The variable day_indicator indicates when our scanning and aggregation technology crosses over from one scanning phase to the next (approximately around the 8-10th of a new month). It takes the value of 1 for most days and the value of 2 if it is a cross-over day. The impact is normally negligible during the cross-over days. The main variable impacted would be number_unique_active_ips_in_sample. In our own back-testing, no model selected this feature as important, confirming that the cross-over is not informationally relevant.

Pre-adjusted IP activity counts

For ease of use, we also provide the variables number_unique_active_ips_in_sample_adj and rtt_mean_norm_adj. These variables are equivalent to number_unique_active_ips_in_sample and rtt_mean_norm respectively, however, the impact of any sampling differences across the monthly scanning infrastructure boundary are already accounted for. For example, if a subsequent month has a higher baseline active count in a geographic parcel than a former month, the subsequent month’s active IP readings are systematically shifted lower to smoothly match the end-point of the former month’s readings. Note: these variable is constructed, not measured. (see Index variables below)

Timing Definitions

Values of Unix timestamp time_e and corresponding time string time_e_utc_str indicate the start of the period for which the measurements pertain. For example, a timestamp corresponding to 12:00:00.000 indicates measurements taken between 12:00:00.000 and 14:59:59.999.

For ease of use, we also provide three additional variables, timezone_offset, timezone_name, and time_local which provide the region’s offset (from UTC in hours), IANA timezone name, and the adjusted time equivalent to the UTC time with local offset applied.

Note: if the larger region (e.g., national) has more than one timezone within it (e.g., at adm1 level), the most frequent timezone across the lower geographic zones is applied to the larger region.
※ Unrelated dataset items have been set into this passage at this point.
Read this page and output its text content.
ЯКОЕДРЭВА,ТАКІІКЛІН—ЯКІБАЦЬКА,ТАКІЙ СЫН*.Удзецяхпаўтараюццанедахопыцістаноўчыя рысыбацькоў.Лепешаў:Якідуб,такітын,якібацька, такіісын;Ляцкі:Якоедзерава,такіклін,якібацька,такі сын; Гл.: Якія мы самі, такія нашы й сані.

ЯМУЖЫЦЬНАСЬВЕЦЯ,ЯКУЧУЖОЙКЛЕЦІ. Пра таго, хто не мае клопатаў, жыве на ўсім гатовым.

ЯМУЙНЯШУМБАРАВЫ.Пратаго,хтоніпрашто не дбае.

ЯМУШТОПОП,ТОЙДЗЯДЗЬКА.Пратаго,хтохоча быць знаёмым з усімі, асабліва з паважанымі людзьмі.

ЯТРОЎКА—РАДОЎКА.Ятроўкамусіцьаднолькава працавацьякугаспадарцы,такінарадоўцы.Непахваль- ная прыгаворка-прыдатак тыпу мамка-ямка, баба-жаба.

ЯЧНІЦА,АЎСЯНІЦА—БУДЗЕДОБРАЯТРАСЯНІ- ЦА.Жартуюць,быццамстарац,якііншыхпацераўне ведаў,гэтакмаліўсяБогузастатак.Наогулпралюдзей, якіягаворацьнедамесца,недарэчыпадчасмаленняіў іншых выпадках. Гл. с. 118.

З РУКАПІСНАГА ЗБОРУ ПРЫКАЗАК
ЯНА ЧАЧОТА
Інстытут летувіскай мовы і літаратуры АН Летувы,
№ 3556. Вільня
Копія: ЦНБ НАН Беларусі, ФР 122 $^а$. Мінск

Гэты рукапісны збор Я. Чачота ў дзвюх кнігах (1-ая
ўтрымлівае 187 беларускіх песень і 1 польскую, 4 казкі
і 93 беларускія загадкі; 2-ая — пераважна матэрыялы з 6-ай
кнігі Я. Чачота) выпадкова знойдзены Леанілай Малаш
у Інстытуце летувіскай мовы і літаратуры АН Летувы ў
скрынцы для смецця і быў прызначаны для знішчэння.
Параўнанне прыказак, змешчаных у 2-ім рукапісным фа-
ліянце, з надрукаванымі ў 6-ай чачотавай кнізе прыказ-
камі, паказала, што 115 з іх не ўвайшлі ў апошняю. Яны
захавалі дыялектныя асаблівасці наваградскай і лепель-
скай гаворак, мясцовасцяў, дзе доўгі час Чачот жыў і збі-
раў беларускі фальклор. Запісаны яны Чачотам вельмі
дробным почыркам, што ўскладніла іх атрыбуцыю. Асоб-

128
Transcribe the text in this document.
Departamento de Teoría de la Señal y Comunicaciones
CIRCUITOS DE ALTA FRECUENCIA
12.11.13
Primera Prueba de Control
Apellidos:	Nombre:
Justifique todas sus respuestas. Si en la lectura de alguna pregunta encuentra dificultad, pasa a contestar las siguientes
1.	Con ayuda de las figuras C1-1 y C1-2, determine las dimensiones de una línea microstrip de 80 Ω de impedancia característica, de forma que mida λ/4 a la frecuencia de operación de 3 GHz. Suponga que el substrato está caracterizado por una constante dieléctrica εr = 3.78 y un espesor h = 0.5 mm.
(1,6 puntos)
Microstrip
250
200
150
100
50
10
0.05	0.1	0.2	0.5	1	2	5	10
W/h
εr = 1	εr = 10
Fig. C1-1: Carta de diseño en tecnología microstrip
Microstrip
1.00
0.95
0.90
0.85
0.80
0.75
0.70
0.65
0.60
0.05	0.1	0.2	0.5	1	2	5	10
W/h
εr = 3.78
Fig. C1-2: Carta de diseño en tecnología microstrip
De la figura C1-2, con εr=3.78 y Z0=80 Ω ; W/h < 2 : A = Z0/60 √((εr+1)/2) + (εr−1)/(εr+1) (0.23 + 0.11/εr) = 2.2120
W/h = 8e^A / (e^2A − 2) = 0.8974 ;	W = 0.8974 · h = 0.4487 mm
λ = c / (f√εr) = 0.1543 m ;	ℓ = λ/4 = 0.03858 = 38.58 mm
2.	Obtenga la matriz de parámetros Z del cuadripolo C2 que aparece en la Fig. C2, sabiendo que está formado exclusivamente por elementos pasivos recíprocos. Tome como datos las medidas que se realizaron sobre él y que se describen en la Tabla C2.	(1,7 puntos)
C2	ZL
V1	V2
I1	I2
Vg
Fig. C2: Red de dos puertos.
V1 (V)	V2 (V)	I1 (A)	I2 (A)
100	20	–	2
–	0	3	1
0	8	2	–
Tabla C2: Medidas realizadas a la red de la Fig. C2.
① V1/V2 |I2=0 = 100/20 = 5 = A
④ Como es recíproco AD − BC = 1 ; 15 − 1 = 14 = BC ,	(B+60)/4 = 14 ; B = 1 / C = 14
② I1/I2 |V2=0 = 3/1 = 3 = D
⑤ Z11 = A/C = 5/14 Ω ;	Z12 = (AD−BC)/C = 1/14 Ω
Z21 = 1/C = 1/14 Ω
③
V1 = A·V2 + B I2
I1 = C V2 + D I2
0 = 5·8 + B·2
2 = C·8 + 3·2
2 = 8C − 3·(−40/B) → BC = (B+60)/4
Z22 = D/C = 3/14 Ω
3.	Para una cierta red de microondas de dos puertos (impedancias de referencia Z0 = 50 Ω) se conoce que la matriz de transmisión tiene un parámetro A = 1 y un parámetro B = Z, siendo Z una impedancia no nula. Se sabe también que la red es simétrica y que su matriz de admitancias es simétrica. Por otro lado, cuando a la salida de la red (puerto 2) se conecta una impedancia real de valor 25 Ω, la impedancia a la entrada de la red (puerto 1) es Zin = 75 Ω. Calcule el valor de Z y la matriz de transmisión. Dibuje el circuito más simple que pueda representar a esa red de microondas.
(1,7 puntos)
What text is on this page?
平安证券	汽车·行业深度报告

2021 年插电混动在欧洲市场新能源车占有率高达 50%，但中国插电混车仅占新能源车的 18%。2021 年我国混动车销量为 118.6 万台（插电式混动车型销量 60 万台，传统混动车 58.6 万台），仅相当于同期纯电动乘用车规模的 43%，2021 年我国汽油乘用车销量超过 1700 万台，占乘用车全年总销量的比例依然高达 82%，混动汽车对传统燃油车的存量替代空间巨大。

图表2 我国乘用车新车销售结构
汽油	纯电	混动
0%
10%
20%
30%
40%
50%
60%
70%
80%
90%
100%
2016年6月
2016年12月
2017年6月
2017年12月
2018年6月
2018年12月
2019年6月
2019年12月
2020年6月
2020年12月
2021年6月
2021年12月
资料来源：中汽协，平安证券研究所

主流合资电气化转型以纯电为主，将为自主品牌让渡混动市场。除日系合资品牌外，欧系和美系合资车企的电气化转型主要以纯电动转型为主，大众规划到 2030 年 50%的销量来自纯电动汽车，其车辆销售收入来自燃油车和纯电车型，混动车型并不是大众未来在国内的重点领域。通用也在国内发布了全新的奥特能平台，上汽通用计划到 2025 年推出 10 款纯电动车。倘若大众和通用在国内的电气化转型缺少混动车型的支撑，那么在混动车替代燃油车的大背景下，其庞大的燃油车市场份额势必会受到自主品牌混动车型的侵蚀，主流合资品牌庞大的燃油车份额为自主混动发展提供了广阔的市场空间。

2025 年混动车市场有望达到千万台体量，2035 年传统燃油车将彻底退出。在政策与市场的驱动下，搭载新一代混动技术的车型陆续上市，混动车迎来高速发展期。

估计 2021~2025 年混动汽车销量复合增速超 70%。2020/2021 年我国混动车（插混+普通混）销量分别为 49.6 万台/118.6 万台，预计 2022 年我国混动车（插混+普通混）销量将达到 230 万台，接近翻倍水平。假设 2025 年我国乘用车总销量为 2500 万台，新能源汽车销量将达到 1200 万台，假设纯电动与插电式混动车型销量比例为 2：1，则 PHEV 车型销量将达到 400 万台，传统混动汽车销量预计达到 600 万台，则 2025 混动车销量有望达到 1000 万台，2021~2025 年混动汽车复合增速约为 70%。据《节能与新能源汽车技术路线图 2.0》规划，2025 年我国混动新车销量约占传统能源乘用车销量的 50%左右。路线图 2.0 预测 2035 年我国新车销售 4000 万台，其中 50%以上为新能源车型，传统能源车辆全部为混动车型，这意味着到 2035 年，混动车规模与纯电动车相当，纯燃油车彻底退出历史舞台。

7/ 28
Index Values & Anomaly Detection Flags

For ease of use, we also provide a pre-prepared set of index and anomaly features. Indices for connectivity and latency are prepared in a similar manner, based on their respective underlying variables, number_unique_active_ips_in_sample_adj and rtt_mean_norm_adj.

First, an unsupervised clustering algorithm is run over a trailing series of observations for a given region (e.g., 90 days). The algorithm is exposed to a number of data features that enable grouping of most likely ‘normal’ and ‘suspect’ readings. Next, by assuming anomalies are relatively rare, large clusters are grouped to build a sufficiently large learning set of observations from which to derive statistical features.

Next, an index is constructed for the relevant connectivity or latency variable by normalizing the average value from the learning set to an arbitrary value of 100, producing connectivity_index and latency_index. Then, a fixed-effects model is built around the learning set, based on time-of-day and day-of-week features, to construct an expected value of the index through time, e.g., connectivity_index_hat. Finally, the model is used to produce 99.9% prediction intervals (\(\alpha = 0.001\)) which provide lower and upper normalcy boundaries for the data, e.g., connectivity_indx_flagL, connectivity_indx_flagH.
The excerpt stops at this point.